The company has structurally improved gross margins in the Foods segment by ~1000 bps over FY24 and FY25 through operational leverage and efficiency gains.

  • Beardo closed FY25 with near double-digit EBITDA margins.
  • Plix achieved low single-digit EBITDA margins.
  • The goal is to reach double-digit EBITDA margins across the digital portfolio by FY27.

International Business: Delivering Amid Volatility

Despite global headwinds such as macroeconomic uncertainty and currency devaluation, the international business delivered consistent double-digit growth in constant currency terms.

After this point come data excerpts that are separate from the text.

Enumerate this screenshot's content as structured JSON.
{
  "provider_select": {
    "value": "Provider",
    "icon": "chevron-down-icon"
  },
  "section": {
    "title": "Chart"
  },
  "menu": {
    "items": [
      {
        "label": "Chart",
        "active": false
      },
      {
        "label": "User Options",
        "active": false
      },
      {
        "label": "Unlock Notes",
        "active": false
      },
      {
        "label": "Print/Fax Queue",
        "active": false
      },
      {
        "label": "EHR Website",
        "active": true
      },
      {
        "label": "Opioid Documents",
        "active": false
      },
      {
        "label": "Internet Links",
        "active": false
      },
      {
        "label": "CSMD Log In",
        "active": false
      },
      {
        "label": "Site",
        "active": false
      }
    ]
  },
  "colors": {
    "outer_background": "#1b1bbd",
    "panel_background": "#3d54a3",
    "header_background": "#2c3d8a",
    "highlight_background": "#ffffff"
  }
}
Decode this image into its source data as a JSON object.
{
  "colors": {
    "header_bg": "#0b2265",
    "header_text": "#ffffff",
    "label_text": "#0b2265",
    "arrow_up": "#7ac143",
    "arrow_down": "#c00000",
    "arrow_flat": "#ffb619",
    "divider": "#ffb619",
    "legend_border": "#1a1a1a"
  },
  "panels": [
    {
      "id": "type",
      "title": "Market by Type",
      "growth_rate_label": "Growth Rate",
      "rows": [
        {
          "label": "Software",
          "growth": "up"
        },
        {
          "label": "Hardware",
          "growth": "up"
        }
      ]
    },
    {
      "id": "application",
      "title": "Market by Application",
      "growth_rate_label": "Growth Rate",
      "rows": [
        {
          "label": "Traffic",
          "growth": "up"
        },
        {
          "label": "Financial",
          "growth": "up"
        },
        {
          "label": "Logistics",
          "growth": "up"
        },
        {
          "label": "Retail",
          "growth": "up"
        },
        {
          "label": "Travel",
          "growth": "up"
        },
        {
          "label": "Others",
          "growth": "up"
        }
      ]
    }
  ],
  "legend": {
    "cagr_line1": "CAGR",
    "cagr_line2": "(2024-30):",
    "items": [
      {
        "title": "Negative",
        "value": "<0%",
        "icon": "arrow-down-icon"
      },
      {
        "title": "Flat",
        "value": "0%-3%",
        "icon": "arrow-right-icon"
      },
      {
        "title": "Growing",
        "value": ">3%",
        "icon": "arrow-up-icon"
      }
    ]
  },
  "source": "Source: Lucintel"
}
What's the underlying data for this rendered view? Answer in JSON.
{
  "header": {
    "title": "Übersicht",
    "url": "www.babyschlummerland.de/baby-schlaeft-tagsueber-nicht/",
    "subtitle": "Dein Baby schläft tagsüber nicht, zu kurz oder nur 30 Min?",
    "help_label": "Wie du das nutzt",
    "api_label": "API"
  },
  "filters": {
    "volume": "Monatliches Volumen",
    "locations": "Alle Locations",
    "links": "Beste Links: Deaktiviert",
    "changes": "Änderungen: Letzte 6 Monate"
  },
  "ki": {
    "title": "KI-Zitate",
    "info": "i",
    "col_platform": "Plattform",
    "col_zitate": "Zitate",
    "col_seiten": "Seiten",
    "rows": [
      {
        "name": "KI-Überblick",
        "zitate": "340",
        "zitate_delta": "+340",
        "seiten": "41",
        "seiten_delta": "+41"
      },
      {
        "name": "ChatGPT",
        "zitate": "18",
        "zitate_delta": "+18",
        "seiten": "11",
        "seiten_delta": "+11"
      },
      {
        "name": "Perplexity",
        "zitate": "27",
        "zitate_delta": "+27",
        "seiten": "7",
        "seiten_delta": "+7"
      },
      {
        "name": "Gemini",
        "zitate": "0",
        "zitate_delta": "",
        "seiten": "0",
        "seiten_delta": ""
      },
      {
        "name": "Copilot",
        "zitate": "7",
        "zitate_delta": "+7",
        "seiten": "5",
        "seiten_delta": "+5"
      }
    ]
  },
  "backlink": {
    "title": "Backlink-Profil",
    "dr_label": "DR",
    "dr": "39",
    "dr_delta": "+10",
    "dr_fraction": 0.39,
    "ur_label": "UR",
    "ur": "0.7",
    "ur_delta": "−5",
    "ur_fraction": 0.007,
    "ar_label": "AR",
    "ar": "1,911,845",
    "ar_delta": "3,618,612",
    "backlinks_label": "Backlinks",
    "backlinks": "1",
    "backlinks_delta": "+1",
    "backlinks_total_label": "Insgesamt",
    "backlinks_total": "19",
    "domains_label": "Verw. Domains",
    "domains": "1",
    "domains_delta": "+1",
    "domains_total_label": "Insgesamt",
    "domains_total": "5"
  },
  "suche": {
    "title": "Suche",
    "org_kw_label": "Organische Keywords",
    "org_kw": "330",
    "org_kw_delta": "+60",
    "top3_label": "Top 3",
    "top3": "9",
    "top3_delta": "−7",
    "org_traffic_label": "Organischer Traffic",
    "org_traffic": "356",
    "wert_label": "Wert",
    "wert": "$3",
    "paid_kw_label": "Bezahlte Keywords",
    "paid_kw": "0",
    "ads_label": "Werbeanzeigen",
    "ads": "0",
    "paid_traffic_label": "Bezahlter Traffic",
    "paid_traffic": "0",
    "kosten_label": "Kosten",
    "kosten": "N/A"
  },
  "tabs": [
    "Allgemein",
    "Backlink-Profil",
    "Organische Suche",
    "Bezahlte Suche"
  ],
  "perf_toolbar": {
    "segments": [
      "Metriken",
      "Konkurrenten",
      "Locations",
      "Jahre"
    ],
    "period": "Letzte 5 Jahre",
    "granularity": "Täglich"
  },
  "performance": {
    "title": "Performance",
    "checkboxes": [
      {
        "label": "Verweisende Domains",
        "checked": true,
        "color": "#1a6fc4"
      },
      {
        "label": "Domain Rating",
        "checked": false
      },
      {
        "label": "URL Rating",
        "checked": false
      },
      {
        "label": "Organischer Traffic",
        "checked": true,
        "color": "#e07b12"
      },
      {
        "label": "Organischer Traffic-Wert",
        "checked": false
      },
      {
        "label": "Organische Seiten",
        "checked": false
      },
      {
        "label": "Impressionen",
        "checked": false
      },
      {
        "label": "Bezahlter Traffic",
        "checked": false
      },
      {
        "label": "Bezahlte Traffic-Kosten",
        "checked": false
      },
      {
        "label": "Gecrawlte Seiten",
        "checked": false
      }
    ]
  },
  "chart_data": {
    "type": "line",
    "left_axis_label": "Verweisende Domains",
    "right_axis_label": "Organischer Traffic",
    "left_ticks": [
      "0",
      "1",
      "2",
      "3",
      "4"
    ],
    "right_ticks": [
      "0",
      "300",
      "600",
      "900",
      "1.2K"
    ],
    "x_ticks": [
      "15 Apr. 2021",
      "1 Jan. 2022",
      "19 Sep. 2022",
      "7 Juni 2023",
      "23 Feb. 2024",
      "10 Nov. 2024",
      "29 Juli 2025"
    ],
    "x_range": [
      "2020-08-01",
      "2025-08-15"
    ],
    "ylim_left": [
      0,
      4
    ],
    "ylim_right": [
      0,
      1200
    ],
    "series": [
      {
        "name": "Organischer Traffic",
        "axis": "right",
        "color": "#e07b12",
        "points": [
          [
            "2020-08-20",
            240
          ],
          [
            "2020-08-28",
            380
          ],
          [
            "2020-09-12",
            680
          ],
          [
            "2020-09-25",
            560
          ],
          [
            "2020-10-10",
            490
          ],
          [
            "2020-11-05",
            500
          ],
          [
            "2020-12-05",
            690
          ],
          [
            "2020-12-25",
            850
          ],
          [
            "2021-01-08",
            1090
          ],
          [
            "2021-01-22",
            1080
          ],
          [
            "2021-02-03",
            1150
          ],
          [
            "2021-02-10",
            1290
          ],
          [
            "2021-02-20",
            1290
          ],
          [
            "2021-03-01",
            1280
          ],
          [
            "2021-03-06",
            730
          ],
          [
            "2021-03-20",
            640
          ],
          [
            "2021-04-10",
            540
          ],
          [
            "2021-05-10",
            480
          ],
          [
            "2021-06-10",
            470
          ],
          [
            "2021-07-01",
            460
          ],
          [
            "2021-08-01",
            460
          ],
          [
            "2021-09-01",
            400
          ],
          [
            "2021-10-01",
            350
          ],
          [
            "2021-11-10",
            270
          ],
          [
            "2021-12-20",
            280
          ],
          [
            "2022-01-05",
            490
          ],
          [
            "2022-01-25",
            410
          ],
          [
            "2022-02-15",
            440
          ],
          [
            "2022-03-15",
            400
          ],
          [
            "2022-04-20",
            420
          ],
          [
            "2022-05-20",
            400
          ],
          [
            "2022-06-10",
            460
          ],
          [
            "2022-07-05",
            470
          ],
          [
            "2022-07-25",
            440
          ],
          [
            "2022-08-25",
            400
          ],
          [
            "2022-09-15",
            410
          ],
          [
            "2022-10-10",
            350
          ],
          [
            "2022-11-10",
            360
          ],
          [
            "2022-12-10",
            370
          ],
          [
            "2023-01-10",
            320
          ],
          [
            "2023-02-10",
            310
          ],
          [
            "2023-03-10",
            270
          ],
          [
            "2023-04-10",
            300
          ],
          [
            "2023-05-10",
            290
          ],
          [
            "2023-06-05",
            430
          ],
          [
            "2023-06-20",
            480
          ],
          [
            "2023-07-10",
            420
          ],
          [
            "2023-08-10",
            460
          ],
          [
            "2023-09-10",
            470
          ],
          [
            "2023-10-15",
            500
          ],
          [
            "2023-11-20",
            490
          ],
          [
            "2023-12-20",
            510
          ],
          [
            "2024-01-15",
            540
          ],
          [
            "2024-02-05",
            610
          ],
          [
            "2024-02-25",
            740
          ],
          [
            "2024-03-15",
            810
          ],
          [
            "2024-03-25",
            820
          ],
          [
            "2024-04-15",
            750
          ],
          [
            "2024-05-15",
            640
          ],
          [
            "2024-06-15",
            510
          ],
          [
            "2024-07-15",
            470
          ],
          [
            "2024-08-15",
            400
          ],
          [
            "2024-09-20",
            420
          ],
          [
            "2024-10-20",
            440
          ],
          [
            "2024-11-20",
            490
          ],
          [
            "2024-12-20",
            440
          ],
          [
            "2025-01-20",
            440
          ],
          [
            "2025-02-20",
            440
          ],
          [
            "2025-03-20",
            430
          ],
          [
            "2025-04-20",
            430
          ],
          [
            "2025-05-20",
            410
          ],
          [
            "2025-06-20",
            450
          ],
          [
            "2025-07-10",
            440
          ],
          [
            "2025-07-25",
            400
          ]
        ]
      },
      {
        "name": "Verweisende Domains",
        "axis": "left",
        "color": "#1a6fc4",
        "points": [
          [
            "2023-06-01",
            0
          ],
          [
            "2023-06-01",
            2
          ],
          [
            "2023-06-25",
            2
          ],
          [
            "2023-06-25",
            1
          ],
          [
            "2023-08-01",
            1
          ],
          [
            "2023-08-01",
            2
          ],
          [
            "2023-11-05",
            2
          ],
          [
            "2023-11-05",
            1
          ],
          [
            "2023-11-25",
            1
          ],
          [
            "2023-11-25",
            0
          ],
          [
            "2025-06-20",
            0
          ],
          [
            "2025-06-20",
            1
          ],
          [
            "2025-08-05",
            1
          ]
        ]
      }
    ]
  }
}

A clear strategic shift towards premiumisation is evident, with expansion into:

  • Shampoos
  • Skincare
  • Hair styling and care (excluding hair oils)
  • Baby care products

These premium categories have grown at a 24% CAGR from FY21 to FY25, and their revenue contribution has risen from ~20% to ~29%. The company aims to sustain 25%+ growth in this segment in the medium term.

FY26 Outlook: Staying the Course

The company aims to sustain double-digit revenue and operating profit growth in FY26, driven by:

  • Ongoing margin improvements,
  • Expanding premium portfolios, and
  • Robust execution of channel and distribution strategies.

Disclaimer: The article is for informational purposes only and not investment advice.